As Stephen mentioned, use the optimisation manual - but you should also be considering the use of SSE instructions. These can do 4 or 8 divisions / multiplications in a single instruction.

Also, it is fairly common for a division to take a single clock cycle to process. The result may not be available for several clock cycles (called latency), however the next division can begin during this time (overlapping with the first) as long as it does not require the result from the first. This is due to pipe-lining in the CPU, in the same way as you can wash more clothes while the previous load is still drying.

Multiplying to divide is a common trick, and should be used wherever your divisor changes infrequently.

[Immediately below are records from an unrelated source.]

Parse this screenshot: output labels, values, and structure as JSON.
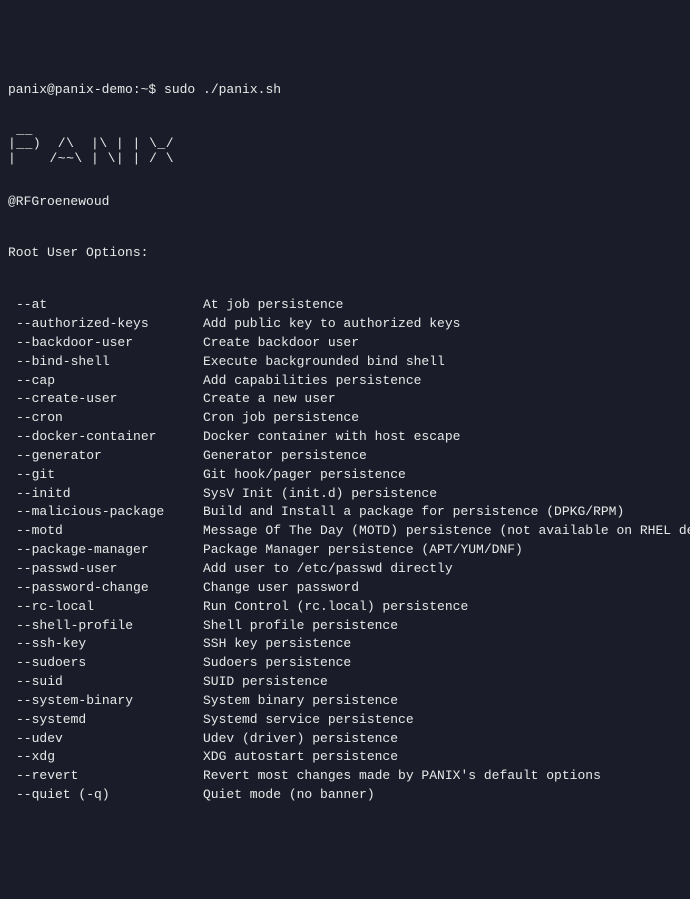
{
  "prompt": "panix@panix-demo:~$ sudo ./panix.sh",
  "ascii_art": " __\n|__)  /\\  |\\ | | \\_/\n|    /~~\\ | \\| | / \\",
  "author": "@RFGroenewoud",
  "section_title": "Root User Options:",
  "options": [
    {
      "flag": "--at",
      "desc": "At job persistence"
    },
    {
      "flag": "--authorized-keys",
      "desc": "Add public key to authorized keys"
    },
    {
      "flag": "--backdoor-user",
      "desc": "Create backdoor user"
    },
    {
      "flag": "--bind-shell",
      "desc": "Execute backgrounded bind shell"
    },
    {
      "flag": "--cap",
      "desc": "Add capabilities persistence"
    },
    {
      "flag": "--create-user",
      "desc": "Create a new user"
    },
    {
      "flag": "--cron",
      "desc": "Cron job persistence"
    },
    {
      "flag": "--docker-container",
      "desc": "Docker container with host escape"
    },
    {
      "flag": "--generator",
      "desc": "Generator persistence"
    },
    {
      "flag": "--git",
      "desc": "Git hook/pager persistence"
    },
    {
      "flag": "--initd",
      "desc": "SysV Init (init.d) persistence"
    },
    {
      "flag": "--malicious-package",
      "desc": "Build and Install a package for persistence (DPKG/RPM)"
    },
    {
      "flag": "--motd",
      "desc": "Message Of The Day (MOTD) persistence (not available on RHEL derivatives"
    },
    {
      "flag": "--package-manager",
      "desc": "Package Manager persistence (APT/YUM/DNF)"
    },
    {
      "flag": "--passwd-user",
      "desc": "Add user to /etc/passwd directly"
    },
    {
      "flag": "--password-change",
      "desc": "Change user password"
    },
    {
      "flag": "--rc-local",
      "desc": "Run Control (rc.local) persistence"
    },
    {
      "flag": "--shell-profile",
      "desc": "Shell profile persistence"
    },
    {
      "flag": "--ssh-key",
      "desc": "SSH key persistence"
    },
    {
      "flag": "--sudoers",
      "desc": "Sudoers persistence"
    },
    {
      "flag": "--suid",
      "desc": "SUID persistence"
    },
    {
      "flag": "--system-binary",
      "desc": "System binary persistence"
    },
    {
      "flag": "--systemd",
      "desc": "Systemd service persistence"
    },
    {
      "flag": "--udev",
      "desc": "Udev (driver) persistence"
    },
    {
      "flag": "--xdg",
      "desc": "XDG autostart persistence"
    },
    {
      "flag": "--revert",
      "desc": "Revert most changes made by PANIX's default options"
    },
    {
      "flag": "--quiet (-q)",
      "desc": "Quiet mode (no banner)"
    }
  ]
}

There is a very good chance that you will spend time and effort making the maths fast only to discover that it is the speed of memory access (as you navigate the input and write the output) that limits your final implimentation.

Tom Leys
Be aware that the throughput of division (FP or integer) on Core/Core2/i7 isn't anywhere close to single cycle; multiplication by a precomputed inverse does have single-cycle throughput, however.
Stephen Canon
A: 

I wrote a flawed test to do this on MSVC 2008

double i32Time  = GetTime();
{
 volatile __int32 i = 4;
 __int32 count = 0;
 __int32 max  = 1000000;
 while( count < max )
 {
  i /= 61;
  count++;
 }
}
i32Time = GetTime() - i32Time;

double i64Time = GetTime();
{
 volatile __int64 i = 4;
 __int32 count = 0;
 __int32 max  = 1000000;
 while( count < max )
 {
  i /= 61;
  count++;
 }
}
i64Time = GetTime() - i64Time;


double fTime = GetTime();
{
 volatile float i = 4;
 __int32 count = 0;
 __int32 max  = 1000000;
 while( count < max )
 {
  i /= 4.0f;
  count++;
 }
}
fTime = GetTime() - fTime;

double fmTime = GetTime();
{
 volatile float i = 4;
 const float div = 1.0f / 4.0f;
 __int32 count = 0;
 __int32 max  = 1000000;
 while( count < max )
 {
  i *= div;
  count++;
 }
}
fmTime = GetTime() - fmTime;

double dTime = GetTime();
{
 volatile double i = 4;
 __int32 count = 0;
 __int32 max  = 1000000;
 while( count < max )
 {
  i /= 4.0f;
  count++;
 }
}
dTime = GetTime() - dTime;

double dmTime = GetTime();
{
 volatile double i = 4;
 const double div = 1.0f / 4.0f;
 __int32 count = 0;
 __int32 max  = 1000000;
 while( count < max )
 {
  i *= div;
  count++;
 }
}
dmTime = GetTime() - dmTime;


DebugOutput( _T( "%f\n" ), i32Time );
DebugOutput( _T( "%f\n" ), i64Time );
DebugOutput( _T( "%f\n" ), fTime );
DebugOutput( _T( "%f\n" ), fmTime );
DebugOutput( _T( "%f\n" ), dTime );
DebugOutput( _T( "%f\n" ), dmTime );

DebugBreak();

I then ran it on an AMD64 Turion 64 in 32-bit mode. The results I got were as follows:

0.006622
0.054654
0.006283
0.006353
0.006203
0.006161

The reason the test is flawed is the usage of volatile which forces the compiler to re-load the variable from memory just in case its changed. All in it show there is precious little difference between any of the implementations on this machine (__int64 is obviously slow).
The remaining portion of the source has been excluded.